NOT KNOWING OTHER AFRICAN AMERICAN BEREAVED DEMENTIA CAREGIVERS: SEMISTRUCTURED INTERVIEW RESULTS

Abstract

Abstract Semi-structured interviews focused on African American bereaved dementia caregivers and the individual who may serve them in the Twin Cities of Minnesota. The four questions that drove these interviews were linear in nature: 1. What needs exist among African American bereaved dementia caregivers in the Twin Cities? 2. What services exist to help these individuals meet their needs? 3. If unmet needs exist, would the group support model meet those needs? and, 4. If this model is promising, what adaptations might it need to best serve African American bereaved dementia caregivers?

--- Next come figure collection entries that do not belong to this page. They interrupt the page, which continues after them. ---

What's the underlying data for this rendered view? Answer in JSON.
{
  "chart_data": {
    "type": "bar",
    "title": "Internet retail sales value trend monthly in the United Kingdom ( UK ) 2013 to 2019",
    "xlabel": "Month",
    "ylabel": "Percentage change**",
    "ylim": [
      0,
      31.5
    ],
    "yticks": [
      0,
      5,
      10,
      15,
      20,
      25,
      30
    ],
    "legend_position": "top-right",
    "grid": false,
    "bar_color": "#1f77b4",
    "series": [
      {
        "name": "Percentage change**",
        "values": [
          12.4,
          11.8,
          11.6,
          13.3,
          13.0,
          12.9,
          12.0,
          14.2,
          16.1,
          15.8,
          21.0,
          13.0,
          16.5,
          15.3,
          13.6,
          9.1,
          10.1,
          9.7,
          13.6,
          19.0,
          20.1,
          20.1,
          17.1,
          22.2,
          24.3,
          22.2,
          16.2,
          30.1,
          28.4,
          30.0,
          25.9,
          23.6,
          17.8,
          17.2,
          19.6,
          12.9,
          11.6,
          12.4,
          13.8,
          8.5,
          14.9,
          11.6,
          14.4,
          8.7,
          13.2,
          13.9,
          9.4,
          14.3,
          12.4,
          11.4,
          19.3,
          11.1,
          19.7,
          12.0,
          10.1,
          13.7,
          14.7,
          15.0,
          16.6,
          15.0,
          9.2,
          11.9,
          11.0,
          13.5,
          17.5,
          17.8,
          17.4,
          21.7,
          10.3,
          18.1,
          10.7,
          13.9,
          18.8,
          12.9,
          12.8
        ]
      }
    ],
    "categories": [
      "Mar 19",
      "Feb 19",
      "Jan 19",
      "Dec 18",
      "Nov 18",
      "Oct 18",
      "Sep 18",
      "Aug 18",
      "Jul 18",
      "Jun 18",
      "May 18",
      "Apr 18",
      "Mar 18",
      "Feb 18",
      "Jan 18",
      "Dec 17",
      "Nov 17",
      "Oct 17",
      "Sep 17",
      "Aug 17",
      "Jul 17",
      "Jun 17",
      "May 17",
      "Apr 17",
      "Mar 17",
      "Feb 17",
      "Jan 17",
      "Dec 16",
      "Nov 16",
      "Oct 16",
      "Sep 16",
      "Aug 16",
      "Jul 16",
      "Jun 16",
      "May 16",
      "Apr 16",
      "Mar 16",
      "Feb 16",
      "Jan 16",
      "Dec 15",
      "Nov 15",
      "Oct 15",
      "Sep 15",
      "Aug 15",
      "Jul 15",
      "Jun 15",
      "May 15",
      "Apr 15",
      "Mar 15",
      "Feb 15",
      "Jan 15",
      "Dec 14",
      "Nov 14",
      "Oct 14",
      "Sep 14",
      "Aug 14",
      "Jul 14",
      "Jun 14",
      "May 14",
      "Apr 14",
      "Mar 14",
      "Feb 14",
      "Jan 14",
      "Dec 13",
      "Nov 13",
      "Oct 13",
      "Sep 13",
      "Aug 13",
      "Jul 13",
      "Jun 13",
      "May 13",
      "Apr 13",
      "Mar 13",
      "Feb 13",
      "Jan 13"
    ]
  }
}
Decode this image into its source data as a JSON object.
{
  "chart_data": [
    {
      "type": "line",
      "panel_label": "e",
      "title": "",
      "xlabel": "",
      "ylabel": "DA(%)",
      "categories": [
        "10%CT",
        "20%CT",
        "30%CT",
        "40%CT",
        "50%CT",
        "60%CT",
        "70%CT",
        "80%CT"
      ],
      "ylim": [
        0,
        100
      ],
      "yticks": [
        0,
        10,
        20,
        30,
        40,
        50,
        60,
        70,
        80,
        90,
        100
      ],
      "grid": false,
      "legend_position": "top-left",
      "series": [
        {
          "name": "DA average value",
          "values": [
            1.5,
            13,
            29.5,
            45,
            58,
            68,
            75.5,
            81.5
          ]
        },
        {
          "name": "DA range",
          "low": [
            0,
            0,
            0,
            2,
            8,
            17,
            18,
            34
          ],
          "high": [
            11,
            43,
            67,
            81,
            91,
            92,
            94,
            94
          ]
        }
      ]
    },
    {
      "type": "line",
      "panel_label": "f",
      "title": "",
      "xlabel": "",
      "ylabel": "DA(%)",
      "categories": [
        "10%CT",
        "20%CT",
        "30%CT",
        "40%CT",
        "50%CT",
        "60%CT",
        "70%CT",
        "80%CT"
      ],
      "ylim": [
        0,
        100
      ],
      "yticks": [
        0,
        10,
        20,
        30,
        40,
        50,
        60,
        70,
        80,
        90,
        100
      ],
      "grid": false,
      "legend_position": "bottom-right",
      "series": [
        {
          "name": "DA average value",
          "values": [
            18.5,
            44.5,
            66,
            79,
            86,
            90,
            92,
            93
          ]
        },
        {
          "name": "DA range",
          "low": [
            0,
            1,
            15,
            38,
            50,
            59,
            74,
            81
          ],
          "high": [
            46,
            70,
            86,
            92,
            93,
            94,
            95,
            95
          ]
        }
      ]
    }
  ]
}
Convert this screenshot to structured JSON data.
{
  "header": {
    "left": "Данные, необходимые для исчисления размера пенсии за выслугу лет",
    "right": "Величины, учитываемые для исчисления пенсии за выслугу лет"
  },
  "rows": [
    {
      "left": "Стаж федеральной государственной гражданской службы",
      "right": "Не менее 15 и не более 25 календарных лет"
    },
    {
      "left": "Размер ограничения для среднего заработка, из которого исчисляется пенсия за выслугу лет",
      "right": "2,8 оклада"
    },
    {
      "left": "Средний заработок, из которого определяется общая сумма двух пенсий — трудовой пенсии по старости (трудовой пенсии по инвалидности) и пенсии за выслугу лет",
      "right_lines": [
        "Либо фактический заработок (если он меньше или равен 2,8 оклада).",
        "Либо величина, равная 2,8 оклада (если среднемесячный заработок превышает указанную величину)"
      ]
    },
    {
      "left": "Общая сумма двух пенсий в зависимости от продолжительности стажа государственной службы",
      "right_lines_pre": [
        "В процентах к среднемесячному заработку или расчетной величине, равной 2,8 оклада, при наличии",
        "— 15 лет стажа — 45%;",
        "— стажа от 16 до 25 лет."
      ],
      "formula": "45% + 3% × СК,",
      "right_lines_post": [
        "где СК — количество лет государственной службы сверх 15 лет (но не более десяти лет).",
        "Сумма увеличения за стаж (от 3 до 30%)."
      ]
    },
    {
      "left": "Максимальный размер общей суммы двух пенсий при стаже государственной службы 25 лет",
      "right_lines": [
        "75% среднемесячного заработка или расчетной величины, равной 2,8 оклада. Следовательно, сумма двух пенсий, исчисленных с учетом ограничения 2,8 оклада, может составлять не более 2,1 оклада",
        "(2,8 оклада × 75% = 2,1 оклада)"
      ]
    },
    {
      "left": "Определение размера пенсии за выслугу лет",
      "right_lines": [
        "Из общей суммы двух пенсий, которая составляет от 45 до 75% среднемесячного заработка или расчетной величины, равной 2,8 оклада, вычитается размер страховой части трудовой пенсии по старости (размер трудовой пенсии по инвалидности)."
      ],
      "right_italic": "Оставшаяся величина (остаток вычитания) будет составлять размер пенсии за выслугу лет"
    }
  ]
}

Interviews showed that needs exist at points before and after caregiving ends to increase education and destigmatize dementia in African American communities to facilitate understanding, acceptance, and validation during and after caregiving. Support from those who have gone through similar situations is increasingly important both during and after dementia caregiving, but identifying those in similar situations is difficult (few could identify any other African American Bereaved Dementia Caregivers besides themselves). While a culturally specific support group model was of interest to some to create a feeling of comfort, others emphasized that the main importance was a bonding over shared experiences, regardless of cultural background. A former dementia caregiver support group might be held in various locations and hosted by varying individuals, including at a church, hair salon, or even a grocery store. Overall, it was seen as important for there to be a specific meaning, purpose, and goals for a group of African American former dementia caregivers.